PREGAME ENTERTAINMENT: In Houston, David Barron notes the pregame and between-game features that will run during Saturday's coverage will include profiles of Butler F Matt Howard, Connecticut G Kemba Walker, Kentucky's "rebuilding mode after five players were selected in the first round of the NBA draft, the recent on- and off-court ventures of Virginia Commonwealth and coach Shaka Smart, a tribute to John Wooden and David Letterman discussing the Tournament with Bill Raftery" (HOUSTON CHRONICLE, 4/1). In N.Y., Phil Mushnick writes Saturday's Kentucky-UConn game will feature "two elephants in the room" in Kentucky coach John Calipari and UConn coach Jim Calhoun, "two whose programs' misdeeds likely will be quickly and obligatorily mentioned, then just as quickly dropped." CBS will not be "inclined to make a big issue of it." Mushnick: "You know TV. We're likely to be told that the issues have, by now, been 'well-documented'" (N.Y. POST, 4/1).

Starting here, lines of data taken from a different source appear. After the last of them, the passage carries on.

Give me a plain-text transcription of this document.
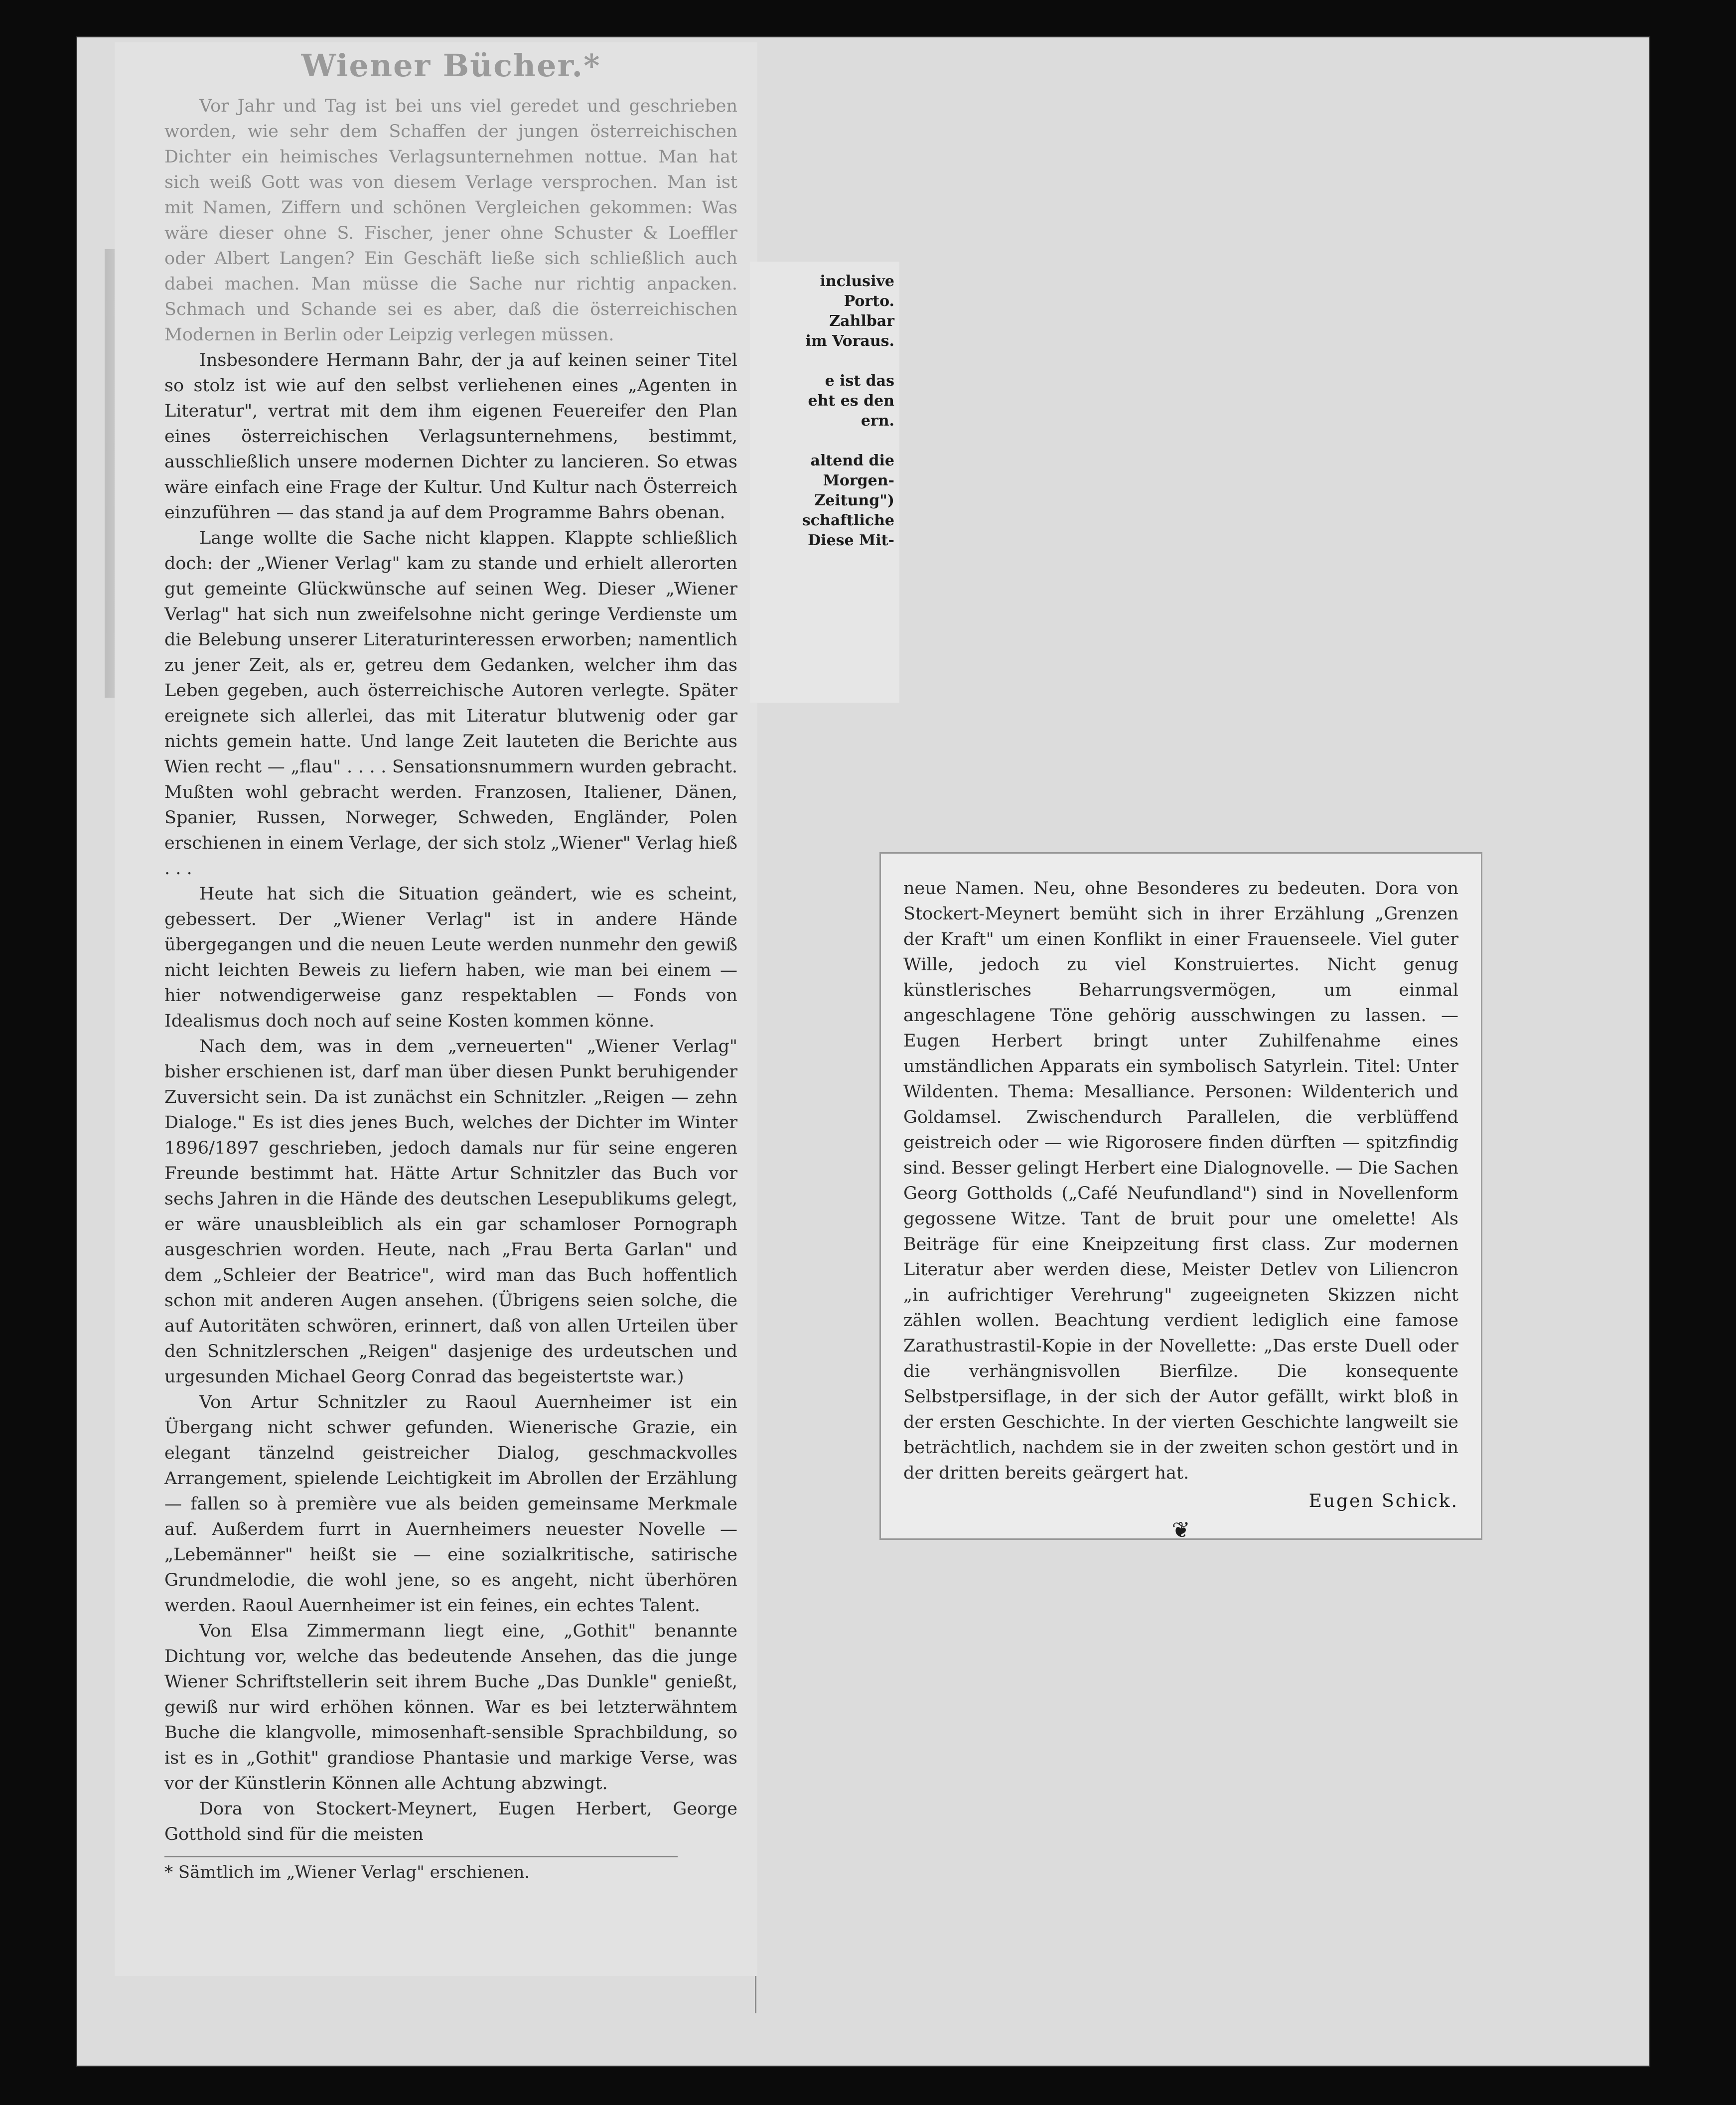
Wiener Bücher.*

Vor Jahr und Tag ist bei uns viel geredet und geschrieben worden, wie sehr dem Schaffen der jungen österreichischen Dichter ein heimisches Verlagsunternehmen nottue. Man hat sich weiß Gott was von diesem Verlage versprochen. Man ist mit Namen, Ziffern und schönen Vergleichen gekommen: Was wäre dieser ohne S. Fischer, jener ohne Schuster & Loeffler oder Albert Langen? Ein Geschäft ließe sich schließlich auch dabei machen. Man müsse die Sache nur richtig anpacken. Schmach und Schande sei es aber, daß die österreichischen Modernen in Berlin oder Leipzig verlegen müssen.

Insbesondere Hermann Bahr, der ja auf keinen seiner Titel so stolz ist wie auf den selbst verliehenen eines „Agenten in Literatur", vertrat mit dem ihm eigenen Feuereifer den Plan eines österreichischen Verlagsunternehmens, bestimmt, ausschließlich unsere modernen Dichter zu lancieren. So etwas wäre einfach eine Frage der Kultur. Und Kultur nach Österreich einzuführen — das stand ja auf dem Programme Bahrs obenan.

Lange wollte die Sache nicht klappen. Klappte schließlich doch: der „Wiener Verlag" kam zu stande und erhielt allerorten gut gemeinte Glückwünsche auf seinen Weg. Dieser „Wiener Verlag" hat sich nun zweifelsohne nicht geringe Verdienste um die Belebung unserer Literaturinteressen erworben; namentlich zu jener Zeit, als er, getreu dem Gedanken, welcher ihm das Leben gegeben, auch österreichische Autoren verlegte. Später ereignete sich allerlei, das mit Literatur blutwenig oder gar nichts gemein hatte. Und lange Zeit lauteten die Berichte aus Wien recht — „flau" . . . . Sensationsnummern wurden gebracht. Mußten wohl gebracht werden. Franzosen, Italiener, Dänen, Spanier, Russen, Norweger, Schweden, Engländer, Polen erschienen in einem Verlage, der sich stolz „Wiener" Verlag hieß . . .

Heute hat sich die Situation geändert, wie es scheint, gebessert. Der „Wiener Verlag" ist in andere Hände übergegangen und die neuen Leute werden nunmehr den gewiß nicht leichten Beweis zu liefern haben, wie man bei einem — hier notwendigerweise ganz respektablen — Fonds von Idealismus doch noch auf seine Kosten kommen könne.

Nach dem, was in dem „verneuerten" „Wiener Verlag" bisher erschienen ist, darf man über diesen Punkt beruhigender Zuversicht sein. Da ist zunächst ein Schnitzler. „Reigen — zehn Dialoge." Es ist dies jenes Buch, welches der Dichter im Winter 1896/1897 geschrieben, jedoch damals nur für seine engeren Freunde bestimmt hat. Hätte Artur Schnitzler das Buch vor sechs Jahren in die Hände des deutschen Lesepublikums gelegt, er wäre unausbleiblich als ein gar schamloser Pornograph ausgeschrien worden. Heute, nach „Frau Berta Garlan" und dem „Schleier der Beatrice", wird man das Buch hoffentlich schon mit anderen Augen ansehen. (Übrigens seien solche, die auf Autoritäten schwören, erinnert, daß von allen Urteilen über den Schnitzlerschen „Reigen" dasjenige des urdeutschen und urgesunden Michael Georg Conrad das begeistertste war.)

Von Artur Schnitzler zu Raoul Auernheimer ist ein Übergang nicht schwer gefunden. Wienerische Grazie, ein elegant tänzelnd geistreicher Dialog, geschmackvolles Arrangement, spielende Leichtigkeit im Abrollen der Erzählung — fallen so à première vue als beiden gemeinsame Merkmale auf. Außerdem furrt in Auernheimers neuester Novelle — „Lebemänner" heißt sie — eine sozialkritische, satirische Grundmelodie, die wohl jene, so es angeht, nicht überhören werden. Raoul Auernheimer ist ein feines, ein echtes Talent.

Von Elsa Zimmermann liegt eine, „Gothit" benannte Dichtung vor, welche das bedeutende Ansehen, das die junge Wiener Schriftstellerin seit ihrem Buche „Das Dunkle" genießt, gewiß nur wird erhöhen können. War es bei letzterwähntem Buche die klangvolle, mimosenhaft-sensible Sprachbildung, so ist es in „Gothit" grandiose Phantasie und markige Verse, was vor der Künstlerin Können alle Achtung abzwingt.

Dora von Stockert-Meynert, Eugen Herbert, George Gotthold sind für die meisten

* Sämtlich im „Wiener Verlag" erschienen.
inclusive
Porto.
Zahlbar
im Voraus.
e ist das
eht es den
ern.
altend die
Morgen-
Zeitung")
schaftliche
Diese Mit-

neue Namen. Neu, ohne Besonderes zu bedeuten. Dora von Stockert-Meynert bemüht sich in ihrer Erzählung „Grenzen der Kraft" um einen Konflikt in einer Frauenseele. Viel guter Wille, jedoch zu viel Konstruiertes. Nicht genug künstlerisches Beharrungsvermögen, um einmal angeschlagene Töne gehörig ausschwingen zu lassen. — Eugen Herbert bringt unter Zuhilfenahme eines umständlichen Apparats ein symbolisch Satyrlein. Titel: Unter Wildenten. Thema: Mesalliance. Personen: Wildenterich und Goldamsel. Zwischendurch Parallelen, die verblüffend geistreich oder — wie Rigorosere finden dürften — spitzfindig sind. Besser gelingt Herbert eine Dialognovelle. — Die Sachen Georg Gottholds („Café Neufundland") sind in Novellenform gegossene Witze. Tant de bruit pour une omelette! Als Beiträge für eine Kneipzeitung first class. Zur modernen Literatur aber werden diese, Meister Detlev von Liliencron „in aufrichtiger Verehrung" zugeeigneten Skizzen nicht zählen wollen. Beachtung verdient lediglich eine famose Zarathustrastil-Kopie in der Novellette: „Das erste Duell oder die verhängnisvollen Bierfilze. Die konsequente Selbstpersiflage, in der sich der Autor gefällt, wirkt bloß in der ersten Geschichte. In der vierten Geschichte langweilt sie beträchtlich, nachdem sie in der zweiten schon gestört und in der dritten bereits geärgert hat.

Eugen Schick.
❦
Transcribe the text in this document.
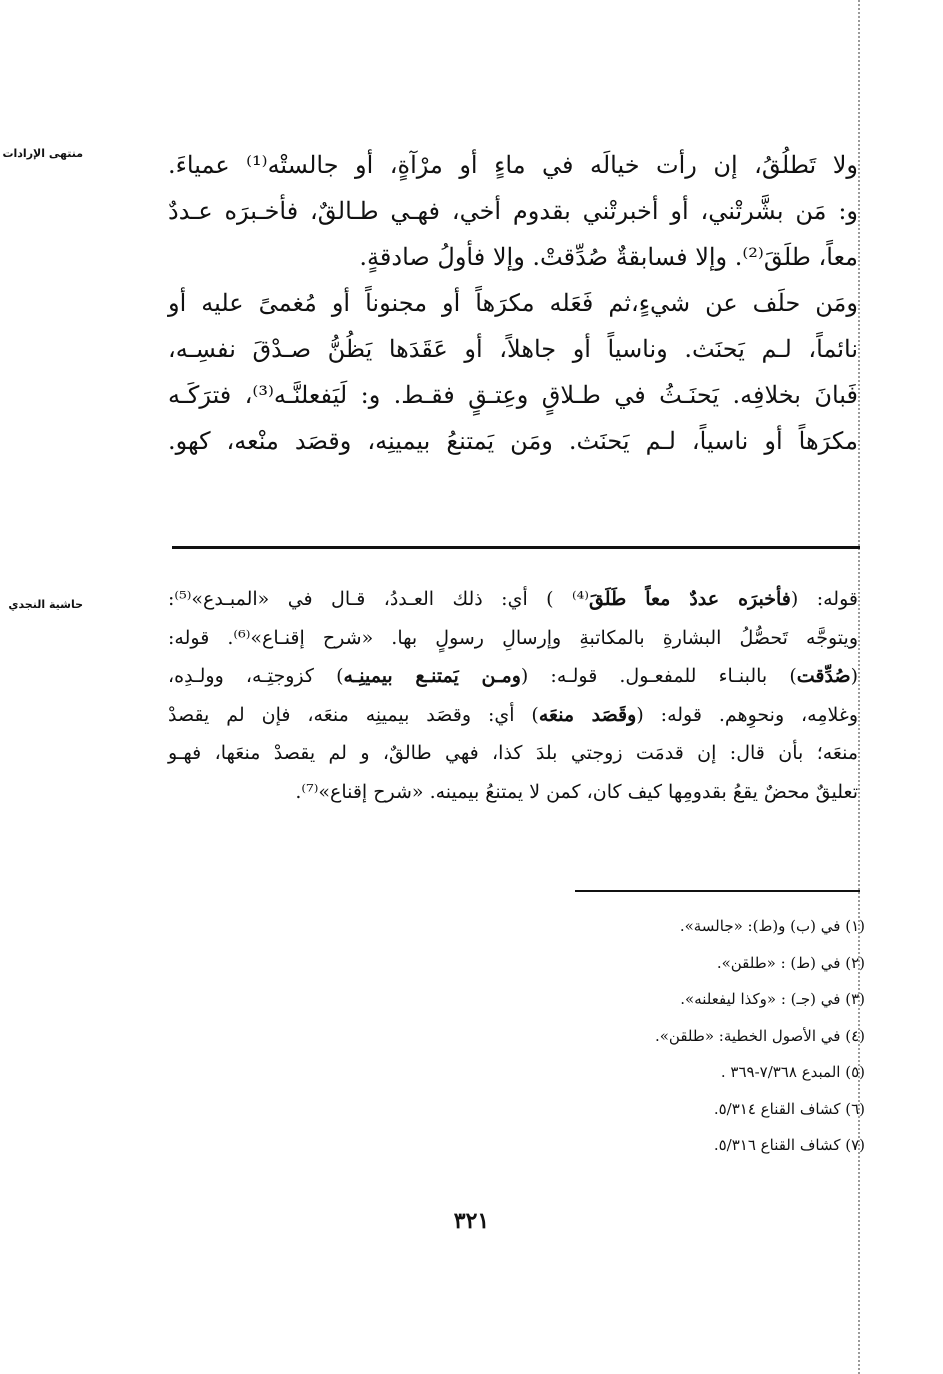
منتهى الإرادات
حاشية النجدي
ولا تَطلُقُ، إن رأت خيالَه في ماءٍ أو مرْآةٍ، أو جالستْه⁽¹⁾ عمياءَ.
و: مَن بشَّرتْني، أو أخبرتْني بقدوم أخي، فهـي طـالقٌ، فأخـبرَه عـددٌ
معاً، طلَقَ⁽²⁾. وإلا فسابقةٌ صُدِّقتْ. وإلا فأولُ صادقةٍ.
ومَن حلَف عن شيءٍ،ثم فَعَله مكرَهاً أو مجنوناً أو مُغمىً عليه أو
نائماً، لـم يَحنَث. وناسياً أو جاهلاً، أو عَقَدَها يَظُنُّ صـدْقَ نفسِـه،
فَبانَ بخلافِه. يَحنَـثُ في طـلاقٍ وعِتـقٍ فقـط. و: لَيَفعلنَّـه⁽³⁾، فترَكَـه
مكرَهاً أو ناسياً، لـم يَحنَث. ومَن يَمتنعُ بيمينِه، وقصَد منْعه، كهو.
قوله: (فأخبرَه عددٌ معاً طَلَقَ⁽⁴⁾ ) أي: ذلك العـددُ، قـال في «المبـدع»⁽⁵⁾:
ويتوجَّه تَحصُّلُ البشارةِ بالمكاتبةِ وإرسالِ رسولٍ بها. «شرح إقنـاع»⁽⁶⁾. قوله:
(صُدِّقت) بالبنـاء للمفعـول. قولـه: (ومـن يَمتنـع بيمينِـه) كزوجتِـه، وولـدِه،
وغلامِه، ونحوِهم. قوله: (وقَصَد منعَه) أي: وقصَد بيمينِه منعَه، فإن لم يقصدْ
منعَه؛ بأن قال: إن قدمَت زوجتي بلدَ كذا، فهي طالقٌ، و لم يقصدْ منعَها، فهـو
تعليقٌ محضٌ يقعُ بقدومِها كيف كان، كمن لا يمتنعُ بيمينه. «شرح إقناع»⁽⁷⁾.
(١) في (ب) و(ط): «جالسة».
(٢) في (ط) : «طلقن».
(٣) في (جـ) : «وكذا ليفعلنه».
(٤) في الأصول الخطية: «طلقن».
(٥) المبدع ٧/٣٦٨-٣٦٩ .
(٦) كشاف القناع ٥/٣١٤.
(٧) كشاف القناع ٥/٣١٦.
٣٢١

ANALYST REVIEW: THE BIG LEAD's Jason McIntyre wrote Kerr has been "very good as an analyst" thus far during the tournament, as he "sounded like someone who had done his work on college basketball." Fellow TNT NBA analyst Reggie Miller "did a terrific job calling out referees," but otherwise "left something to be desired." Miller "struggled at times getting along with his counterparts in the three man booth." Meanwhile, CBS analyst Greg Anthony "provided the most insight" out of the studio team of himself and TNT NBA analysts Kenny Smith and Charles Barkley. McIntyre: "I enjoyed the time he called out Kenny Smith for flip-flopping." Smith's observations were "mundane and obvious and he never got the back-and-forth magic going with Barkley that they have" on TNT's "Inside The NBA." Barkley also "wasn't nearly as effectively as effective as he is on TNT." Barkley either was "sternly told by the CBS suits to clean up his act, or he felt bad going after players/coaches," because he was "pretty light on the criticism" (THEBIGLEAD.com, 3/29).